È un film di sottile intelligenza il Sotto le foglie di François Ozon. L’ultimo film del regista parigino gioca con il pubblico al quale chiede di porre attenzione a tutte le situazioni e a tutti i dialoghi per non essere ingannato e per colmare i vuoti lasciati ad arte dallo stesso regista nel corso della narrazione. Sotto le foglie può essere ascritto al genere del thriller, un thriller però mai troppo giocato sulla tensione, sul disvelamento dei fatti, sulla ricerca e sulla scoperta di un colpevole.
Quello di Ozon è un film sulla legge e sulla verità: sulla legge dell’uomo in contrapposizione alla legge morale, alla legge dell’animo, sulla verità dei fatti e sulle verità che ci raccontiamo e che raccontiamo agli altri (alla polizia per esempio) per preservare e proteggere felicità, serenità, desideri.
Sotto le foglie è anche un film di legami familiari con una rappresentazione degli affetti non convenzionale e lasciata, per alcuni snodi chiave, nel dubbio più totale, motivo più che sufficiente per considerare quest’opera di Ozon pienamente riuscita nella volontà di indagare situazioni e ambienti senza mai fornire risposte chiare, nemmeno quelle legate al dramma centrale di questo giallo totalmente atipico, un giallo “di provincia” dove anche le forze dell’ordine sembrano avere ritmi e sensibilità diverse da quelle che il genere solitamente impone.
Borgogna. L’anziana Michelle Giraud (Hélène Vincent) vive da sola nella sua grande casa di campagna. Michelle frequenta la chiesa del paese, cura il suo orto, fa lunghe passeggiate con la sua amica Marie-Claude (Josiane Balasko) con la quale va spesso a raccogliere funghi; ogni tanto la accompagna a trovare in carcere suo figlio Vincent (Pierre Lottin).
La donna vive nell’attesa delle visite dell’amato nipote Lucas (Garlan Erlos), un adolescente molto legato alla nonna la quale ha invece un rapporto molto difficile con sua figlia Valérie (Ludivine Sagnier), la madre di Lucas. Valérie sembra essere una donna molto materiale che pretende dalla madre costante aiuto economico, nonostante Michelle le abbia già lasciato la casa di Parigi nella quale Valérie risiede con il figlio.

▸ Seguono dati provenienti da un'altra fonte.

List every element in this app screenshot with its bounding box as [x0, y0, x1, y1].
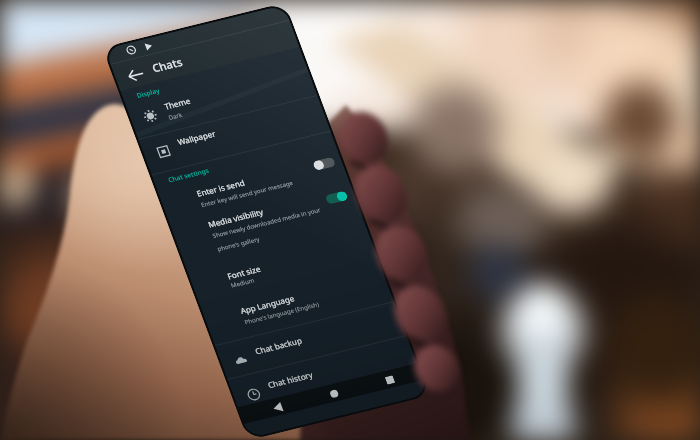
- staticText: Chats: [145, 44, 189, 86]
- staticText: Chat settings: [164, 152, 213, 198]
- button[interactable]: Home: [326, 386, 342, 401]
- button[interactable]: Media visibility toggle: [322, 183, 352, 212]
- staticText: Wallpaper: [172, 114, 221, 160]
- button[interactable]: App Language: [235, 274, 300, 335]
- staticText: Medium: [227, 268, 258, 298]
- staticText: Theme: [159, 86, 195, 120]
- staticText: App Language: [235, 274, 300, 335]
- staticText: Chat history: [263, 353, 318, 406]
- button[interactable]: Recents: [382, 373, 398, 388]
- button[interactable]: Wallpaper: [172, 114, 221, 160]
- button[interactable]: Enter is send toggle: [309, 150, 339, 178]
- button[interactable]: Chat backup: [250, 319, 307, 372]
- button[interactable]: Back: [118, 58, 153, 92]
- button[interactable]: Media visibility: [203, 187, 268, 249]
- staticText: Dark: [165, 106, 186, 127]
- staticText: Media visibility: [203, 187, 268, 249]
- button[interactable]: Chat history: [263, 353, 318, 406]
- staticText: Display: [133, 78, 164, 108]
- staticText: Show newly downloaded media in your: [209, 169, 324, 277]
- staticText: Enter is send: [192, 160, 250, 216]
- staticText: Chat backup: [250, 319, 307, 372]
- button[interactable]: Back: [269, 398, 288, 417]
- button[interactable]: Enter is send: [192, 160, 250, 216]
- staticText: Enter key will send your message: [197, 147, 297, 241]
- staticText: phone's gallery: [214, 221, 264, 268]
- staticText: Font size: [222, 251, 266, 293]
- staticText: Phone's language (English): [241, 275, 323, 352]
- button[interactable]: Theme: [159, 86, 195, 120]
- button[interactable]: Font size: [222, 251, 266, 293]
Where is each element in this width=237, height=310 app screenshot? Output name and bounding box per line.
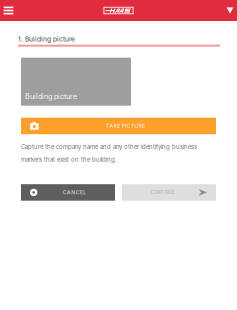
staticText: Building picture <box>25 92 77 101</box>
button[interactable]: CANCEL <box>21 184 115 201</box>
staticText: CANCEL <box>63 189 86 196</box>
button[interactable]: TAKE PICTURE <box>21 118 216 134</box>
button[interactable]: Menu <box>0 0 17 21</box>
staticText: 1. Building picture <box>18 35 75 43</box>
staticText: TAKE PICTURE <box>106 123 145 129</box>
staticText: Capture the company name and any other i… <box>21 143 197 163</box>
staticText: CONTINUE <box>151 190 175 195</box>
button[interactable]: More options <box>223 0 237 21</box>
button[interactable]: CONTINUE <box>122 184 216 201</box>
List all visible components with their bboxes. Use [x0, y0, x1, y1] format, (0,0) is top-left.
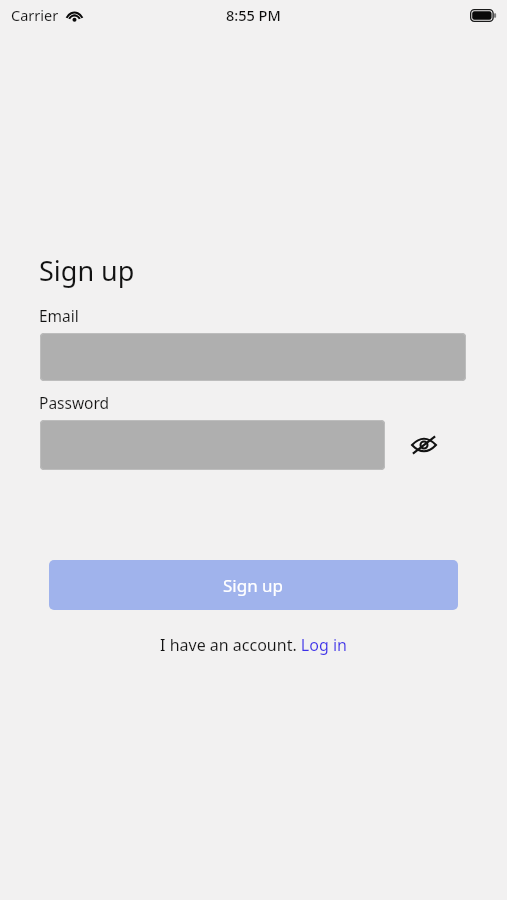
staticText: Carrier [11, 5, 59, 25]
staticText: I have an account. Log in [160, 634, 347, 656]
staticText: 8:55 PM [226, 5, 281, 25]
button[interactable]: Show password [402, 423, 446, 467]
staticText: Password [39, 392, 110, 413]
button[interactable]: I have an account. Log in [154, 631, 353, 659]
staticText: Sign up [223, 574, 284, 597]
staticText: Sign up [39, 252, 135, 289]
staticText: Email [39, 305, 79, 326]
button[interactable] [40, 333, 466, 381]
button[interactable]: Sign up [49, 560, 458, 610]
button[interactable] [40, 420, 385, 470]
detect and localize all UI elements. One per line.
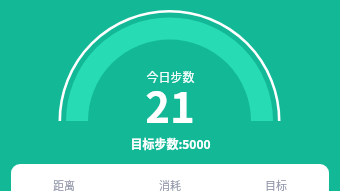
- staticText: 目标: [265, 177, 287, 191]
- staticText: 距离: [53, 177, 75, 191]
- staticText: 目标步数:5000: [130, 135, 211, 152]
- button[interactable]: 消耗: [117, 164, 223, 191]
- other: Daily step progress ring: [0, 0, 340, 191]
- staticText: 今日步数: [146, 68, 195, 85]
- button[interactable]: 距离: [11, 164, 117, 191]
- staticText: 消耗: [159, 177, 181, 191]
- button[interactable]: 目标: [223, 164, 329, 191]
- staticText: 21: [145, 74, 195, 135]
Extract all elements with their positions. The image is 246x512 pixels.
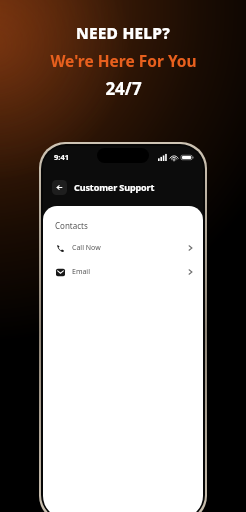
staticText: Email (72, 267, 90, 277)
staticText: 24/7 (105, 77, 142, 100)
staticText: NEED HELP? (76, 22, 170, 43)
staticText: 9:41 (54, 152, 69, 162)
button[interactable]: Back (52, 180, 67, 195)
staticText: Customer Support (74, 181, 155, 193)
staticText: Call Now (72, 243, 101, 253)
staticText: Contacts (55, 220, 88, 231)
button[interactable]: Call Now (55, 240, 193, 255)
staticText: We're Here For You (50, 50, 197, 71)
button[interactable]: Email (55, 264, 193, 279)
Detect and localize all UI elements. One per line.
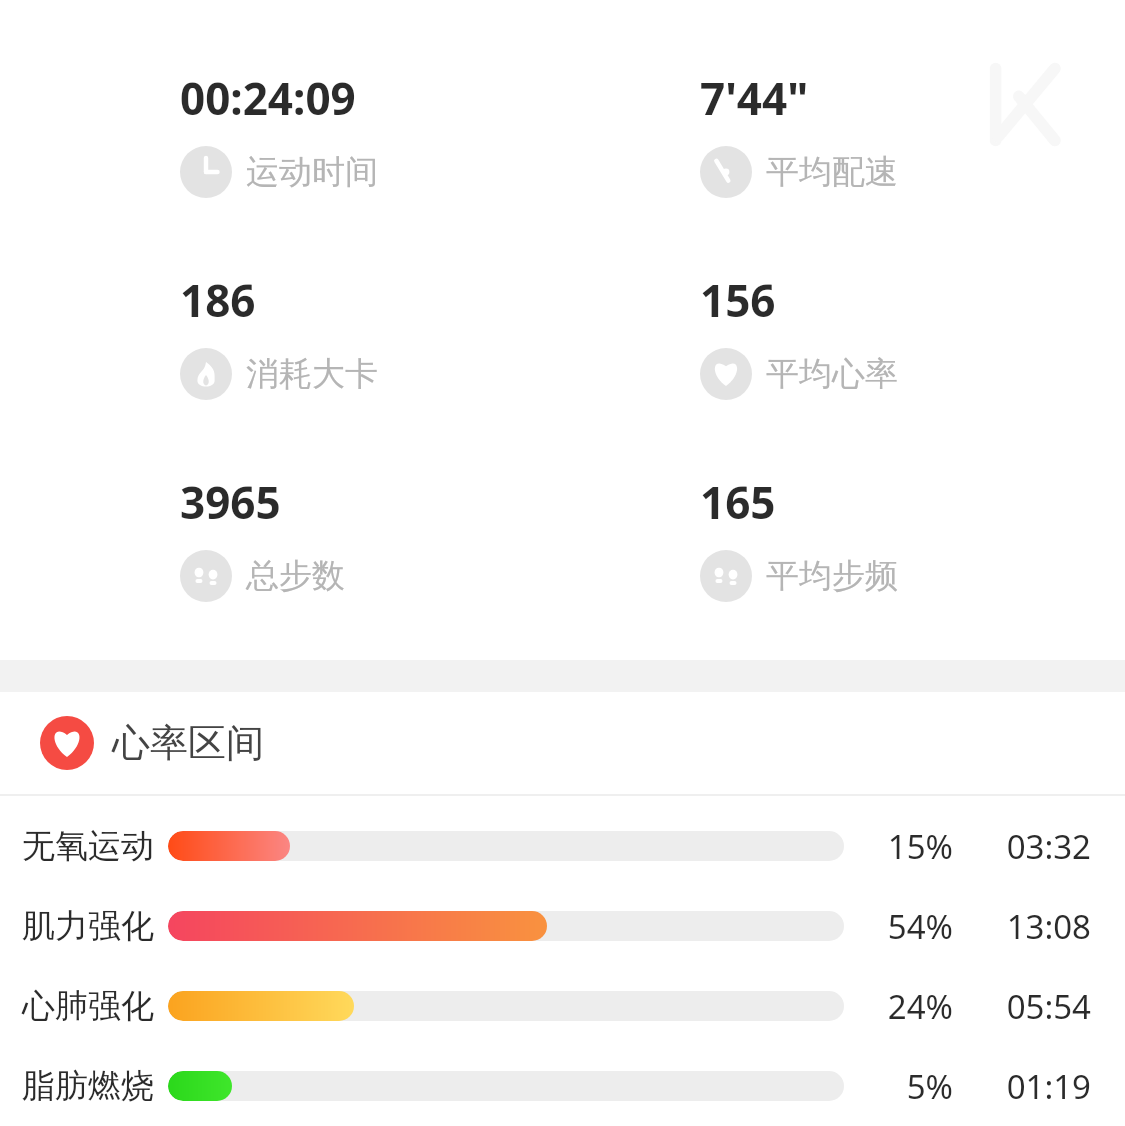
button[interactable]: 156 [700, 270, 898, 400]
button[interactable]: 3965 [180, 472, 345, 602]
staticText: 平均配速 [766, 151, 898, 193]
staticText: 5% [857, 1064, 953, 1109]
button[interactable]: 无氧运动 [0, 806, 1125, 886]
staticText: 无氧运动 [22, 825, 154, 867]
button[interactable]: Heart rate [0, 692, 1125, 794]
staticText: 3965 [180, 472, 281, 532]
staticText: 平均心率 [766, 353, 898, 395]
staticText: 心肺强化 [22, 985, 154, 1027]
staticText: 15% [857, 824, 953, 869]
button[interactable]: 165 [700, 472, 898, 602]
staticText: 24% [857, 984, 953, 1029]
staticText: 消耗大卡 [246, 353, 378, 395]
staticText: 平均步频 [766, 555, 898, 597]
staticText: 7'44" [700, 68, 809, 128]
other: Heart rate [40, 716, 94, 770]
staticText: 05:54 [971, 984, 1091, 1029]
staticText: 186 [180, 270, 256, 330]
staticText: 肌力强化 [22, 905, 154, 947]
staticText: 156 [700, 270, 776, 330]
staticText: 13:08 [971, 904, 1091, 949]
staticText: 01:19 [971, 1064, 1091, 1109]
button[interactable]: 心肺强化 [0, 966, 1125, 1046]
staticText: 03:32 [971, 824, 1091, 869]
staticText: 脂肪燃烧 [22, 1065, 154, 1107]
staticText: 总步数 [246, 555, 345, 597]
staticText: 00:24:09 [180, 68, 356, 128]
staticText: 运动时间 [246, 151, 378, 193]
button[interactable]: 7'44" [700, 68, 898, 198]
button[interactable]: 00:24:09 [180, 68, 378, 198]
staticText: 心率区间 [112, 719, 264, 767]
staticText: 54% [857, 904, 953, 949]
button[interactable]: 186 [180, 270, 378, 400]
button[interactable]: 脂肪燃烧 [0, 1046, 1125, 1126]
staticText: 165 [700, 472, 776, 532]
button[interactable]: 肌力强化 [0, 886, 1125, 966]
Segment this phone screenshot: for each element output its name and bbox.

Durante una visita di figlia e nipote nella casa di campagna, Valérie si sente male dopo aver mangiato dei funghi raccolti nei boschi proprio dalla madre. Essendo l’unica a essere finita in ospedale, la donna si convince di essere stata avvelenata di proposito dalla madre e la minaccia di non farle più vedere suo nipote Lucas.
Nel frattempo Vincent esce dal carcere e viene da Michelle aiutato a rimettersi in piedi: un lavoro ben retribuito nell’orto, un piccolo prestito per iniziare una nuova attività; così Vincent si propone di dare una mano a Michelle per ricucire i rapporti con la figlia e soprattutto far sì che possa tornare a vedere suo nipote. Purtroppo sembra che Vincent abbia una dote innata nel combinare disastri.
Sotto le foglie si muove con una calma apparente, quasi dimessa, ma costantemente tesa tra la quiete della vita di campagna e le fratture, sottili o profonde, che attraversano i legami familiari. Ozon gioca con l’incerto, non chiarisce, volutamente lascia più dubbi che certezze, sia nello sviluppo dei fatti sia nelle reali intenzioni dei protagonisti come nel caso dell’incidente dei funghi.
La trama gira intorno alla costruzione del concetto di famiglia, si aggrappa alle reti dei legami, gioca sull’ambiguità di alcuni protagonisti, in parte su quella di Michelle, molto su quella di Vincent, interpretato dall’ottimo e interessante Pierre Lottin, ma anche, soprattutto nel finale (attenzione), su quella del piccolo Lucas. A comandare c’è la morale di ognuno dei personaggi, non la legge, non il sangue, ma l’amore, l’affetto, l’amicizia, sentimenti forti tanto da piegare (forse) i fatti fino a far prevalere ad essi la forza dei sentimenti stessi.
Quello di Ozon è un incedere lento, minuzioso, avvolgente, basato su una sceneggiatura cesellata in maniera da poter arricchire di un altro tassello di valore il bel catalogo del miglior cinema d’oltralpe.